Obama fills top spy jobs with 2 men short on direct experience in intelligence gathering

Panetta could face tough questions at his nomination hearing about his background in intelligence. California Sen. Dianne Feinstein, who will chair the Senate Intelligence Committee, said Monday she was surprised by the pick, and neither was informed nor consulted.

Photo: Leon Panetta to be named CIA director
In this file photo, former White House Chief of Staff Leon Panetta testifies before the Senate... Expand
(Chip Somodevilla/Getty Images)

"I know nothing about this, other than what I've read," she said. "My position has consistently been that I believe the agency is best served by having an intelligence professional in charge at this time."

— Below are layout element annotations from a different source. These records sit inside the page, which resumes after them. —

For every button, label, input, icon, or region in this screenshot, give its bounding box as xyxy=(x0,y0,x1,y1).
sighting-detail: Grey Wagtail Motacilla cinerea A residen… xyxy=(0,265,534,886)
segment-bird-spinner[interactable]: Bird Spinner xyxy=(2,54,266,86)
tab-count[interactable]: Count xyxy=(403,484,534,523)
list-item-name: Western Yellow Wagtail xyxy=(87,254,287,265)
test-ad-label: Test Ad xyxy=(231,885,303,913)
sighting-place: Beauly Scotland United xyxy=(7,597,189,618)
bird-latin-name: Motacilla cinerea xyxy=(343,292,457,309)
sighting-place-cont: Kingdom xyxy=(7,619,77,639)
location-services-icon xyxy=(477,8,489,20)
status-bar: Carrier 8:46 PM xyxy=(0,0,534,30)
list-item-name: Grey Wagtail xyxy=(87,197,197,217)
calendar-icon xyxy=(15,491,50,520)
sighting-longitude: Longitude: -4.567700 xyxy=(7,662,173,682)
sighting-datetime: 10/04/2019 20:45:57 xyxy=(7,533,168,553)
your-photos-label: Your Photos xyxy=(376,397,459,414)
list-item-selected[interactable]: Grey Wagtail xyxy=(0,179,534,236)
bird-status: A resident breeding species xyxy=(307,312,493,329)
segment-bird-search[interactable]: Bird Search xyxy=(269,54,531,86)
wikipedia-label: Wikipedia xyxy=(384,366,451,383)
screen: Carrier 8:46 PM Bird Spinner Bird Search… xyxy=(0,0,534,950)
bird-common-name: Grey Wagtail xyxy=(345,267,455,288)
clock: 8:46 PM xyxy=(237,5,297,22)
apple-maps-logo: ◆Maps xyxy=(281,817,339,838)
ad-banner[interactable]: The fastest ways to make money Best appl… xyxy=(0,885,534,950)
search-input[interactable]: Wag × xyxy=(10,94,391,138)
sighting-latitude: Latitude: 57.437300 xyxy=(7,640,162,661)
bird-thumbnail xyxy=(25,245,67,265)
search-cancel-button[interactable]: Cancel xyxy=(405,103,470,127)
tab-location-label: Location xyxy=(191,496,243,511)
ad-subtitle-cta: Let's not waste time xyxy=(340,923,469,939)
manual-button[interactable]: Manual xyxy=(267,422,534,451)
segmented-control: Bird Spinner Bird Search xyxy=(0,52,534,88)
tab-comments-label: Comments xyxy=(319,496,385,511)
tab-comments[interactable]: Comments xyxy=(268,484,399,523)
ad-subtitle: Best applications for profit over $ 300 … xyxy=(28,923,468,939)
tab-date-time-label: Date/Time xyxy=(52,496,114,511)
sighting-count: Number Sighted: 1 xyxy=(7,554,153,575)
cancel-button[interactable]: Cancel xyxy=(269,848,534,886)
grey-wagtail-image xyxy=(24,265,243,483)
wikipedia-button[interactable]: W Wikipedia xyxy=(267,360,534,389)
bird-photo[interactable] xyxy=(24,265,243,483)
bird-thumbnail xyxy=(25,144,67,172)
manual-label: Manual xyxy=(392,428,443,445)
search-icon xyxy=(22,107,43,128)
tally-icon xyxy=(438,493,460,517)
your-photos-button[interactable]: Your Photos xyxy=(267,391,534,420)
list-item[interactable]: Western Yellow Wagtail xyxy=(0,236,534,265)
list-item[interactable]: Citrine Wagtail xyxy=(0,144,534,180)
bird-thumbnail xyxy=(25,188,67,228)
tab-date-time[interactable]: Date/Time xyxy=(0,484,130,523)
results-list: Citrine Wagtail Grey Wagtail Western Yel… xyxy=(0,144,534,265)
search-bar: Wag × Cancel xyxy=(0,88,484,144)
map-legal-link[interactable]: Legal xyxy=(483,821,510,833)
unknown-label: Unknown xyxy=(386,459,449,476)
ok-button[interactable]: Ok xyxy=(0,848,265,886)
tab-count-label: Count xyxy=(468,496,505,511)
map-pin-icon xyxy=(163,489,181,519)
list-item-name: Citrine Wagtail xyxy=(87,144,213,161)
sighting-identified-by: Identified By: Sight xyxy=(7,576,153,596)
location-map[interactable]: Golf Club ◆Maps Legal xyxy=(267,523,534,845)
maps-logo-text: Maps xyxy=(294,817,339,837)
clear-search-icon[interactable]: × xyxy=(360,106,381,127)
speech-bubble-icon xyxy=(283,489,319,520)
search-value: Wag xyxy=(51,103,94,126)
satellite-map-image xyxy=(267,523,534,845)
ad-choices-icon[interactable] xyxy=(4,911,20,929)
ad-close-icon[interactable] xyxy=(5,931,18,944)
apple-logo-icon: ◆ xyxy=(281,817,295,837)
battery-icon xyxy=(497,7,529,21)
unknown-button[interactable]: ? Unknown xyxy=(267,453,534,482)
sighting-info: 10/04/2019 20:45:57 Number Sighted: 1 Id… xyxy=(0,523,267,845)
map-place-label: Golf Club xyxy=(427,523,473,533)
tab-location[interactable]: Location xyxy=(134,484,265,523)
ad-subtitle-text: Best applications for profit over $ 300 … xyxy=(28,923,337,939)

A former senior CIA official who advises Obama defended the surprise choice of Panetta, who has no direct intelligence experience beyond a two-year stint in the mid-1960s as a U.S. Army lieutenant. The official said Panetta had been a consumer of CIA intelligence when he was at the White House. He said he was selected for his administrative, management and political skills which will allow him both to control and advocate for the agency.

He said Panetta will rely on the expertise of CIA officers to balance his lack of personal intelligence experience.

Veterans of the CIA were caught off guard by the selection.

"I'm at a loss," said Robert Grenier, a former director of the CIA's counterterrorism center and 27-year veteran of the agency who now is managing director of Kroll, a security consulting company.

The lack of intelligence experience puts Panetta at "a tremendous disadvantage," Grenier told The Associated Press in an interview.

"Intelligence by its very nature is an esoteric world. And right now the agency is confronted with numerous pressing challenges overseas, and to have no background is a serious deficit. I don't say that he can't succeed. It may that he can compensate for the obvious deficit."

John Hamre, the president of the Center for Strategic and International Studies, served with Panetta during the Clinton administration. He said Panetta's experience as a former Cabinet member will help elevate the CIA's status inside the White House. The CIA director was once the president's main intelligence adviser. That role shifted in 2004 to the newly created national intelligence director.